Gimai Seikatsu Volume 11 Chapter 9 Bahasa Indonesia

Chapter 9 — 10 Oktober (Minggu) Asamura Yuuta

 

 

Hari kedua festival budaya. Begitu melangkah masuk melewati gerbang SMA Suisei, aku langsung merasakan suasana festival yang ceria.

Dengan langit biru tanpa awan di bawah sinar matahari yang cerah, bendera-bendera dari berbagai negara berkibar tertiup angin yang menandakan bahwa musim gugur telah tiba.

Aku berhenti sejenak sebelum mencapai gedung sekolah dan berdiskusi dengan Ayase-san tentang dari mana kami akan mulai menjelajahi.

Kami mulai dari lantai satu. Tentu saja, ada banyak rumah hantu dan kafe yang menjadi favorit pengunjung. Makanan yang bisa disajikan terbatas karena tidak bisa menggunakan api, jadi hanya ada yang bisa dipanaskan dengan hot plate atau microwave, tetapi tetap ada crepe, jus, dan bahkan baby castella.

“Aku tidak pernah terpikir tentang castella.”

“Rassanya enak. Seharusnya kita juga bisa menyajikan ini di kafe kita.”

Mungkin tahun lalu atau tahun sebelumnya juga ada, tetapi aku tidak menyadarinya. Sebelumnya, aku tidak terlalu antusias menjelajahi festival budaya, jadi aku tidak bisa menyadarinya.

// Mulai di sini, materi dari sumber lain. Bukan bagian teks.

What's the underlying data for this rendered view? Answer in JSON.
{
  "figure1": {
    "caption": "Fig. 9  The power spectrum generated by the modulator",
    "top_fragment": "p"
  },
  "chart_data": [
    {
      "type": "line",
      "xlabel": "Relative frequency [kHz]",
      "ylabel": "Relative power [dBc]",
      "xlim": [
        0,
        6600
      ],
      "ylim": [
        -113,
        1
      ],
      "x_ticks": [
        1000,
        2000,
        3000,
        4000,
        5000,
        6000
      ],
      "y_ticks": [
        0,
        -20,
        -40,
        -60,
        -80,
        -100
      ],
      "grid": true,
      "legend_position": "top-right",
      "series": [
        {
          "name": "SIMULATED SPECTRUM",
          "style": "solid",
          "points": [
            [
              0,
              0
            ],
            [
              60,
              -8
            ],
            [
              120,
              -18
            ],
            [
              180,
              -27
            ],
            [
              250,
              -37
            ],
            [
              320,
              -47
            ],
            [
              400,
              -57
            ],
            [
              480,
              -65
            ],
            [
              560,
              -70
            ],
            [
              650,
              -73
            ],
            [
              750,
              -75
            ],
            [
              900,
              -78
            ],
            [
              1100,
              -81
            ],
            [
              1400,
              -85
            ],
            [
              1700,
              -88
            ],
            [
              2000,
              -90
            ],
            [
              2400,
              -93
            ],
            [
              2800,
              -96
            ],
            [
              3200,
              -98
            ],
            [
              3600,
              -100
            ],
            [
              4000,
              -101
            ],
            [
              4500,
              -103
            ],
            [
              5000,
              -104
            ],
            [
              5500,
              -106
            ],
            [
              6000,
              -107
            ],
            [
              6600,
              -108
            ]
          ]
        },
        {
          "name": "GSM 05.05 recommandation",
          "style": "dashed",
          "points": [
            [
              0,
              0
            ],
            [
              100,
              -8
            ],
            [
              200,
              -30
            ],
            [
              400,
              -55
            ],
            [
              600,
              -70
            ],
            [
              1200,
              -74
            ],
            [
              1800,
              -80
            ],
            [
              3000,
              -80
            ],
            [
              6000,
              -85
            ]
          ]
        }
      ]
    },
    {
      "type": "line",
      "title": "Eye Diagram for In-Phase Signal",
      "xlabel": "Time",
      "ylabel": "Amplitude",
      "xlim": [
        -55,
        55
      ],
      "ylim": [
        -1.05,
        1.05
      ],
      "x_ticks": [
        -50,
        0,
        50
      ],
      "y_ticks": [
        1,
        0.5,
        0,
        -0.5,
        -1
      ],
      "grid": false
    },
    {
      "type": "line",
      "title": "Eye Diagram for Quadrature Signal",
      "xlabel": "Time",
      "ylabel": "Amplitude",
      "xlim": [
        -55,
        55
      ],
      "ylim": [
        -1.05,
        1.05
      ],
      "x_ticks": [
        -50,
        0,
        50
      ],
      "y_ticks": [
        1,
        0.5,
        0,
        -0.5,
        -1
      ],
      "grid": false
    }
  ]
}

Seperti yang diharapkan, jumlah pengunjung festival sekolah kami memang banyak. Mungkin karena lokasi sekolah yang dekat dengan stasiun. Sepertinya jumlah pengunjung umum juga meningkat karena hari Minggu.

Sepertinya jenis pertunjukan juga terasa sedikit meningkat dibandingkan tahun lalu.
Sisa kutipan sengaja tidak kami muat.